The U.S. Department of Commerce has now placed tariffs on imported Canadian mushrooms, claiming the Canadian industry is being unfairly subsidized. A fact sheet released by the Commerce Department showed that Canadian mushrooms will face graduated tariffs of up to five percent, citing unfair government support.
In September of last year, several American mushroom growers filed a petition with the U.S. Ag Department requesting that a countervailing duty be placed on Canadian mushroom imports, and that an anti-dumping investigation also take place.
The petition by U.S. growers argued that a Canadian sales tax exemption status equates to Canada’s mushrooms receiving an unfair subsidy. What has people scratching their heads in this instance is that American mushrooms, like most other farm products, also receive similar sales tax exemptions.
Kelvin Hepner is a Canadian agrifood analyst. He says the sales tax exemption received by the mushroom producers in Canada is much like the same exemption received by U.S. producers.
“The allegation here is that Canada’s mushroom producers are subsidized. They’re pointing to sales tax exemptions that apply to all of agriculture. It’s a very similar tax policy to what the U.S. farmers have. It looks like a protectionist effort to protect the U.S. mushroom-producing area that’s highly concentrated in Pennsylvania.”
The tariffs being imposed on Canadian mushrooms are called countervailing duties, and are the same measures used to tariff Canadian softwood lumber. That’s a dispute that’s been going on for decades now, where such tariffs are imposed on imported goods that the U.S. claims are being unfairly subsidized.
The Canadian mushroom industry has seen a lot of growth in the past 25 years, and exports have increased substantially into the U.S. marketplace over the past decade. Ryan Koeslag is the executive vice-president of the Canadian Mushroom Growers’ Association. Koeslag says a tax exemption is unprecedented as a justification for countervailing duties.

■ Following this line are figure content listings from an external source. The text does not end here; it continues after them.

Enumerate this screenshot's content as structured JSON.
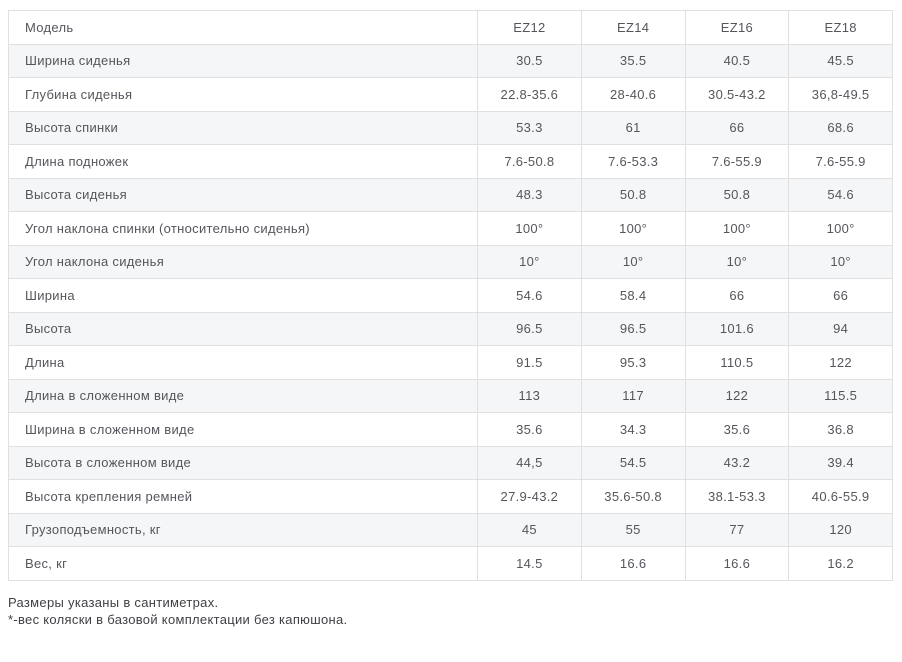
{
  "table": {
    "header": [
      "Модель",
      "EZ12",
      "EZ14",
      "EZ16",
      "EZ18"
    ],
    "rows": [
      {
        "label": "Ширина сиденья",
        "values": [
          "30.5",
          "35.5",
          "40.5",
          "45.5"
        ]
      },
      {
        "label": "Глубина сиденья",
        "values": [
          "22.8-35.6",
          "28-40.6",
          "30.5-43.2",
          "36,8-49.5"
        ]
      },
      {
        "label": "Высота спинки",
        "values": [
          "53.3",
          "61",
          "66",
          "68.6"
        ]
      },
      {
        "label": "Длина подножек",
        "values": [
          "7.6-50.8",
          "7.6-53.3",
          "7.6-55.9",
          "7.6-55.9"
        ]
      },
      {
        "label": "Высота сиденья",
        "values": [
          "48.3",
          "50.8",
          "50.8",
          "54.6"
        ]
      },
      {
        "label": "Угол наклона спинки (относительно сиденья)",
        "values": [
          "100°",
          "100°",
          "100°",
          "100°"
        ]
      },
      {
        "label": "Угол наклона сиденья",
        "values": [
          "10°",
          "10°",
          "10°",
          "10°"
        ]
      },
      {
        "label": "Ширина",
        "values": [
          "54.6",
          "58.4",
          "66",
          "66"
        ]
      },
      {
        "label": "Высота",
        "values": [
          "96.5",
          "96.5",
          "101.6",
          "94"
        ]
      },
      {
        "label": "Длина",
        "values": [
          "91.5",
          "95.3",
          "110.5",
          "122"
        ]
      },
      {
        "label": "Длина в сложенном виде",
        "values": [
          "113",
          "117",
          "122",
          "115.5"
        ]
      },
      {
        "label": "Ширина в сложенном виде",
        "values": [
          "35.6",
          "34.3",
          "35.6",
          "36.8"
        ]
      },
      {
        "label": "Высота в сложенном виде",
        "values": [
          "44,5",
          "54.5",
          "43.2",
          "39.4"
        ]
      },
      {
        "label": "Высота крепления ремней",
        "values": [
          "27.9-43.2",
          "35.6-50.8",
          "38.1-53.3",
          "40.6-55.9"
        ]
      },
      {
        "label": "Грузоподъемность, кг",
        "values": [
          "45",
          "55",
          "77",
          "120"
        ]
      },
      {
        "label": "Вес, кг",
        "values": [
          "14.5",
          "16.6",
          "16.6",
          "16.2"
        ]
      }
    ]
  },
  "footer": {
    "line1": "Размеры указаны в сантиметрах.",
    "line2": "*-вес коляски в базовой комплектации без капюшона."
  },
  "colors": {
    "row_alt_background": "#f4f6f7",
    "border": "#e0e0e0",
    "cell_text": "#55565c",
    "footer_text": "#3f4045"
  }
}
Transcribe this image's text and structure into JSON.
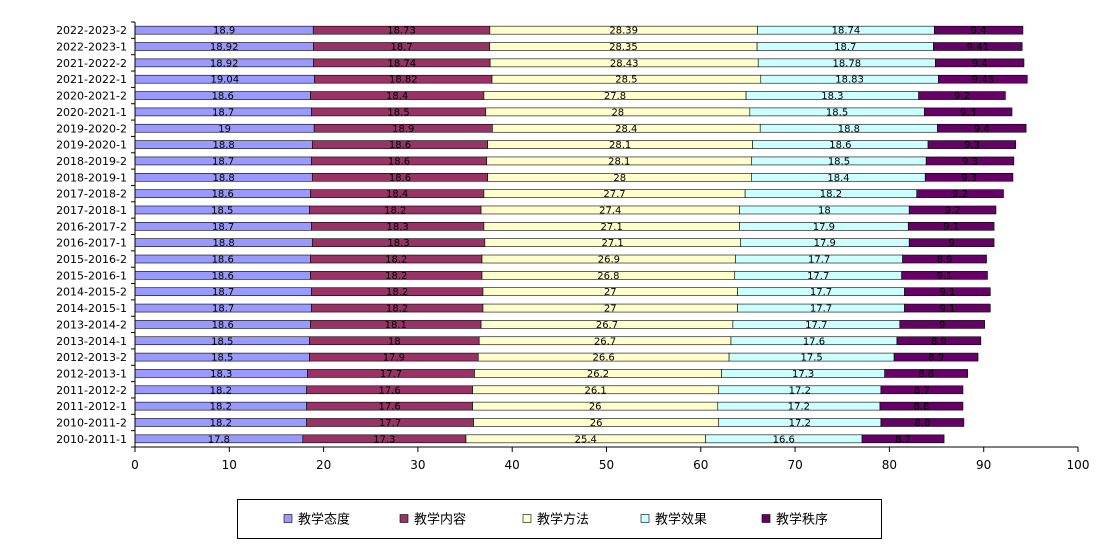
{
  "chart_data": {
    "type": "bar",
    "orientation": "horizontal",
    "stacked": true,
    "title": "",
    "xlabel": "",
    "ylabel": "",
    "xlim": [
      0,
      100
    ],
    "x_ticks": [
      0,
      10,
      20,
      30,
      40,
      50,
      60,
      70,
      80,
      90,
      100
    ],
    "grid": false,
    "legend_position": "bottom",
    "categories": [
      "2022-2023-2",
      "2022-2023-1",
      "2021-2022-2",
      "2021-2022-1",
      "2020-2021-2",
      "2020-2021-1",
      "2019-2020-2",
      "2019-2020-1",
      "2018-2019-2",
      "2018-2019-1",
      "2017-2018-2",
      "2017-2018-1",
      "2016-2017-2",
      "2016-2017-1",
      "2015-2016-2",
      "2015-2016-1",
      "2014-2015-2",
      "2014-2015-1",
      "2013-2014-2",
      "2013-2014-1",
      "2012-2013-2",
      "2012-2013-1",
      "2011-2012-2",
      "2011-2012-1",
      "2010-2011-2",
      "2010-2011-1"
    ],
    "series": [
      {
        "name": "教学态度",
        "color": "#9999ff",
        "values": [
          18.9,
          18.92,
          18.92,
          19.04,
          18.6,
          18.7,
          19,
          18.8,
          18.7,
          18.8,
          18.6,
          18.5,
          18.7,
          18.8,
          18.6,
          18.6,
          18.7,
          18.7,
          18.6,
          18.5,
          18.5,
          18.3,
          18.2,
          18.2,
          18.2,
          17.8
        ],
        "labels": [
          "18.9",
          "18.92",
          "18.92",
          "19.04",
          "18.6",
          "18.7",
          "19",
          "18.8",
          "18.7",
          "18.8",
          "18.6",
          "18.5",
          "18.7",
          "18.8",
          "18.6",
          "18.6",
          "18.7",
          "18.7",
          "18.6",
          "18.5",
          "18.5",
          "18.3",
          "18.2",
          "18.2",
          "18.2",
          "17.8"
        ]
      },
      {
        "name": "教学内容",
        "color": "#993366",
        "values": [
          18.73,
          18.7,
          18.74,
          18.82,
          18.4,
          18.5,
          18.9,
          18.6,
          18.6,
          18.6,
          18.4,
          18.2,
          18.3,
          18.3,
          18.2,
          18.2,
          18.2,
          18.2,
          18.1,
          18,
          17.9,
          17.7,
          17.6,
          17.6,
          17.7,
          17.3
        ],
        "labels": [
          "18.73",
          "18.7",
          "18.74",
          "18.82",
          "18.4",
          "18.5",
          "18.9",
          "18.6",
          "18.6",
          "18.6",
          "18.4",
          "18.2",
          "18.3",
          "18.3",
          "18.2",
          "18.2",
          "18.2",
          "18.2",
          "18.1",
          "18",
          "17.9",
          "17.7",
          "17.6",
          "17.6",
          "17.7",
          "17.3"
        ]
      },
      {
        "name": "教学方法",
        "color": "#ffffcc",
        "values": [
          28.39,
          28.35,
          28.43,
          28.5,
          27.8,
          28,
          28.4,
          28.1,
          28.1,
          28,
          27.7,
          27.4,
          27.1,
          27.1,
          26.9,
          26.8,
          27,
          27,
          26.7,
          26.7,
          26.6,
          26.2,
          26.1,
          26,
          26,
          25.4
        ],
        "labels": [
          "28.39",
          "28.35",
          "28.43",
          "28.5",
          "27.8",
          "28",
          "28.4",
          "28.1",
          "28.1",
          "28",
          "27.7",
          "27.4",
          "27.1",
          "27.1",
          "26.9",
          "26.8",
          "27",
          "27",
          "26.7",
          "26.7",
          "26.6",
          "26.2",
          "26.1",
          "26",
          "26",
          "25.4"
        ]
      },
      {
        "name": "教学效果",
        "color": "#ccffff",
        "values": [
          18.74,
          18.7,
          18.78,
          18.83,
          18.3,
          18.5,
          18.8,
          18.6,
          18.5,
          18.4,
          18.2,
          18,
          17.9,
          17.9,
          17.7,
          17.7,
          17.7,
          17.7,
          17.7,
          17.6,
          17.5,
          17.3,
          17.2,
          17.2,
          17.2,
          16.6
        ],
        "labels": [
          "18.74",
          "18.7",
          "18.78",
          "18.83",
          "18.3",
          "18.5",
          "18.8",
          "18.6",
          "18.5",
          "18.4",
          "18.2",
          "18",
          "17.9",
          "17.9",
          "17.7",
          "17.7",
          "17.7",
          "17.7",
          "17.7",
          "17.6",
          "17.5",
          "17.3",
          "17.2",
          "17.2",
          "17.2",
          "16.6"
        ]
      },
      {
        "name": "教学秩序",
        "color": "#660066",
        "values": [
          9.4,
          9.41,
          9.4,
          9.43,
          9.2,
          9.3,
          9.4,
          9.3,
          9.3,
          9.3,
          9.2,
          9.2,
          9.1,
          9,
          8.9,
          9.1,
          9.1,
          9.1,
          9,
          8.9,
          8.9,
          8.8,
          8.7,
          8.8,
          8.8,
          8.7
        ],
        "labels": [
          "9.4",
          "9.41",
          "9.4",
          "9.43",
          "9.2",
          "9.3",
          "9.4",
          "9.3",
          "9.3",
          "9.3",
          "9.2",
          "9.2",
          "9.1",
          "9",
          "8.9",
          "9.1",
          "9.1",
          "9.1",
          "9",
          "8.9",
          "8.9",
          "8.8",
          "8.7",
          "8.8",
          "8.8",
          "8.7"
        ]
      }
    ]
  }
}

“They’re the same in the United States as they are in Canada. We’ve always been operating under the rules and regulations of the free and fair trade between Canada and the US. And so, the reason that they identified this, I think, is really because they’ve not been able to find anything else.”
Ontario and British Columbia produce most of those mushrooms, and about 40 percent of Canada’s annual production goes to the U.S.
William Peleran, a Canadian international trade lawyer, believes that the duty on Canadian mushrooms is targeting Canada’s agricultural sector.
“What this tells us is that industries are becoming very, very aggressive to look at import competition. There’s a broad trend to look at agricultural products flowing into the United States, to have duties imposed at the border, to offset that alleged unfair trade.”